Background: Intraventricular hemorrhage (IVH) is a major cause of neurologic disabilities in preterm newborns. We evaluated the use of plasma activin A concentrations to predict the development of perinatal IVH.
Methods: We measured nucleated erythrocyte (NRBC) counts, plasma activin A, hypoxanthine (Hyp), and xanthine (Xan) in arterial blood samples obtained from 53 preterm infants during the first hour after birth. Cerebral ultrasound was performed within 48 h of birth and repeated at 5- or 6-day intervals until the age of 4 weeks.
Results: Grade I or II IVH was detected during the first 10 days of life in 11 of 53 patients (21%). Activin A, Hyp, and Xan concentrations and NRBC counts were higher in preterm newborns who subsequently developed IVH than in those who did not (P<0.0001, except P=0.019 for Xan).
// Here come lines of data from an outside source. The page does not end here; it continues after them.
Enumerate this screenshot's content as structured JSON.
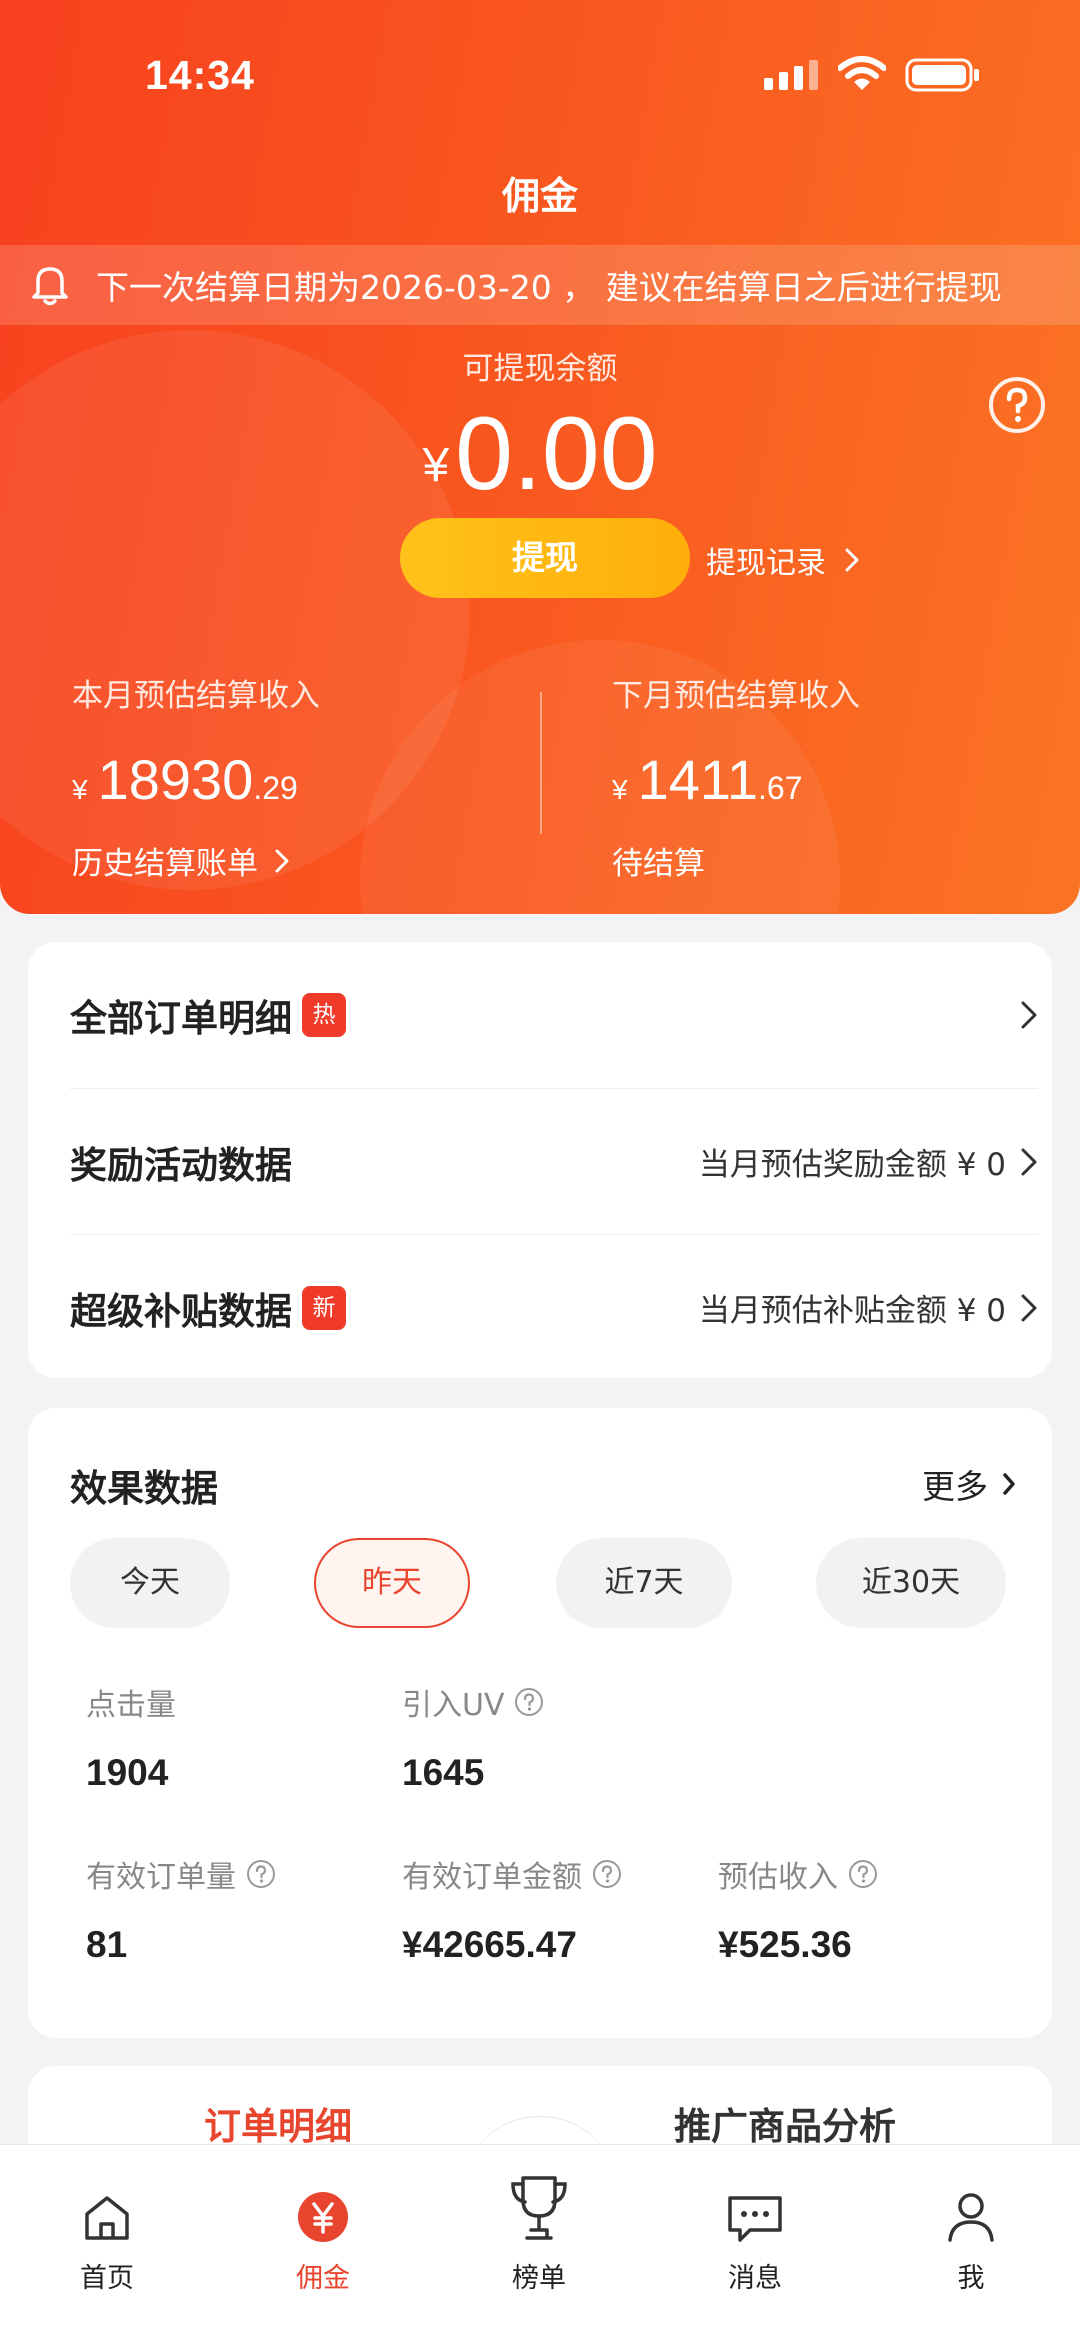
{
  "status_bar": {
    "time": "14:34"
  },
  "header": {
    "title": "佣金",
    "notice": "下一次结算日期为2026-03-20 ， 建议在结算日之后进行提现",
    "balance_label": "可提现余额",
    "balance_currency": "¥",
    "balance_amount": "0.00",
    "withdraw_label": "提现",
    "withdraw_record_label": "提现记录"
  },
  "settlement": {
    "this_month": {
      "title": "本月预估结算收入",
      "currency": "¥",
      "integer": "18930",
      "decimal": ".29",
      "link": "历史结算账单"
    },
    "next_month": {
      "title": "下月预估结算收入",
      "currency": "¥",
      "integer": "1411",
      "decimal": ".67",
      "link": "待结算"
    }
  },
  "menu": {
    "items": [
      {
        "title": "全部订单明细",
        "tag": "热",
        "right": ""
      },
      {
        "title": "奖励活动数据",
        "tag": "",
        "right": "当月预估奖励金额 ¥ 0"
      },
      {
        "title": "超级补贴数据",
        "tag": "新",
        "right": "当月预估补贴金额 ¥ 0"
      }
    ]
  },
  "performance": {
    "title": "效果数据",
    "more": "更多",
    "ranges": [
      "今天",
      "昨天",
      "近7天",
      "近30天"
    ],
    "selected_range": "昨天",
    "metrics": [
      {
        "label": "点击量",
        "value": "1904",
        "info": false
      },
      {
        "label": "引入UV",
        "value": "1645",
        "info": true
      },
      {
        "label": "有效订单量",
        "value": "81",
        "info": true
      },
      {
        "label": "有效订单金额",
        "value": "¥42665.47",
        "info": true
      },
      {
        "label": "预估收入",
        "value": "¥525.36",
        "info": true
      }
    ]
  },
  "detail_tabs": {
    "tabs": [
      "订单明细",
      "推广商品分析"
    ],
    "active": "订单明细"
  },
  "bottom_nav": {
    "items": [
      {
        "label": "首页",
        "icon": "home-icon"
      },
      {
        "label": "佣金",
        "icon": "yen-icon"
      },
      {
        "label": "榜单",
        "icon": "trophy-icon"
      },
      {
        "label": "消息",
        "icon": "message-icon"
      },
      {
        "label": "我",
        "icon": "person-icon"
      }
    ],
    "active": "佣金"
  },
  "colors": {
    "brand_orange": "#f9561f",
    "accent_red": "#e8452e",
    "withdraw_yellow": "#ffb812"
  }
}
Neonatal activin A was correlated (P<0.0001) with Hyp (r=0.95), Xan (r=0.90), and NRBC count (r=0.90) in newborns without later IVH and in those who developed IVH (Hyp, r=0.89, P=0.0002; Xan, r=0.95, P<0.0001; NRBC count, r=0.90, P=0.0002). At a cutoff of 0.8 microg/L activin A, the sensitivity and specificity were 100% [11 of 11; 95% confidence interval (CI), 71%-100%] and 93% (39 of 42; 95% CI, 81%-98%), and positive and negative predictive values were 79% (95% CI, 61%-100%) and 0% (95% CI, 0%-2%), respectively. The area under the ROC curve was 0.98.
Conclusions: Activin A concentrations at birth are increased in preterm newborns who later develop IVH and may be useful for early identification of infants with hypoxic-ischemic brain insults who are at high risk for IVH.